“I want to walk around campus and check my email on my phone. I don’t want to have to think about it.” That about sums up Joseph Paul Cohen’s motivation for creating the UMB Autologin app, now available for free on the Android market.
Without Cohen’s app, students who want to connect to the wifi network from their cell phones have to re-enter their user name and password, in a browser window, whenever they move to a different building on campus.
Cohen, a computer science (CS) Ph.D. student, was tired of repeatedly logging on throughout the day, so he created an app to automate the process for Android phones.
When installed, the app automatically connects to the UMB-Student network when it’s within range, bypassing the need to open a browser and reenter a username and password.
“You put your credentials in the settings page of the app, and then they stay there,” Cohen explained. “Then when your phone encounters one of the UMB captive portals, it sends the credentials and logs you in.”

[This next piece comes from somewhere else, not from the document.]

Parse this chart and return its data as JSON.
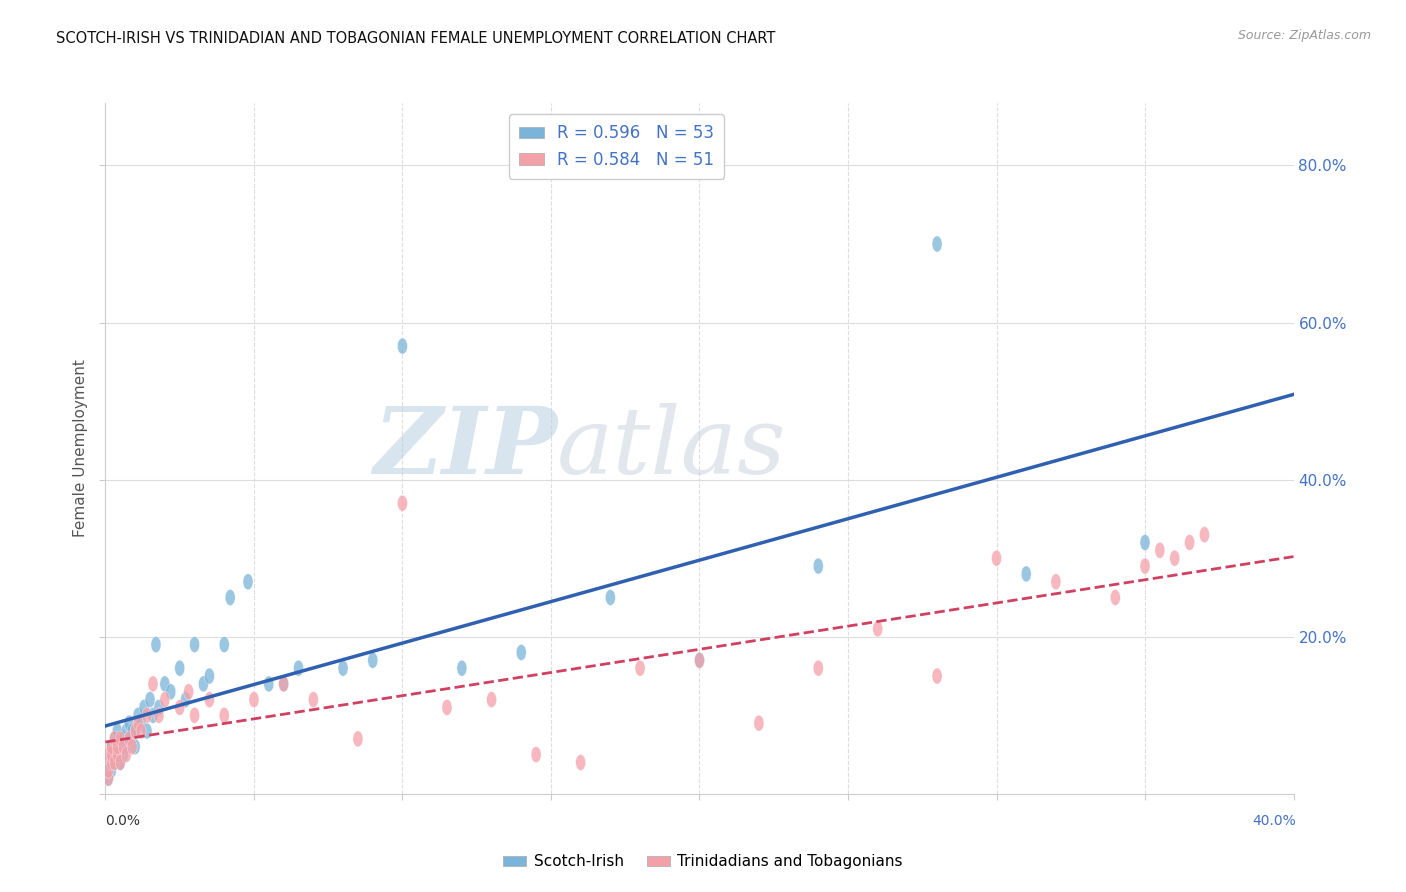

Cohen based his app on a similar one he found on the Android market, created for the Starbucks wireless network. It took him about six hours to write the code.
“This app caters to the people who say to themselves: ‘I don’t need to spend an extra 30 dollars a month on a data plan, when I can just use the wifi for free.’ It makes it easier for them to make that choice,” Cohen said. “People who have a data plan don’t care, but the people who constantly run into this issue – they’re excited.”
“Holy crap, it’s useful,” said Christian deTorres, an instructional technologist at UMass Boston and an alumnus. “If the University can’t or won’t remove the need for the app, they should at least have the help desk point frustrated students to it, albeit with the caveat that it is not official or supported. And best of all, it’s a mobile app developed by one of our own students.”
DeToress does have some reservations. Although he personally doesn’t think the app is un-secure, he says that theoretically it could be used for phishing. “Cohen makes the source code available,” deToress said. “But how do we know the compiled version available on the Google Play store doesn’t contain additional elements?”
Addressing these concerns, Cohen responded, “if there was something like that in the app, would I put my name all over it? Everyone takes that risk with every app.”
Cohen also pointed out that the same issue exists with the system that the university currently has in place. The captive portal login page for the UMB-Student network doesn’t use a signed certificate. This is the reason that most browsers warn users before loading the login page.
“Anyone can pretend to be the login page,” Cohen said.
Cohen is facing some resistance from the campus IT department. CS students can create their own webpages on the department’s website (www.cs.umb.edu), where they often post their resumes and projects. When Cohen uploaded the autologin app to his webpage on the CS server, IT asked the CS department to take his page down.
Cohen removed the app from the page and made it available on the Android marketplace instead. Despite his cooperation, Cohen’s page on the CS website is still down two weeks later.
The Mass Media contacted IT Security Administrator Robert Sarao, who replied that “there will be no comments whatsoever on this issue at this time.” The office of community relations also did not comment.
It is not clear when Cohen’s page will go online again, and why it was taken down in the first place.
Cohen’s history with the IT department is complicated. When the university introduced the Enterasys wireless security system in 2010, Cohen started a petition against it. Enterasys was a login agent that students had to install on their computers in order to connect on campus. It was poorly received by the majority of the campus community, and was discontinued after a year.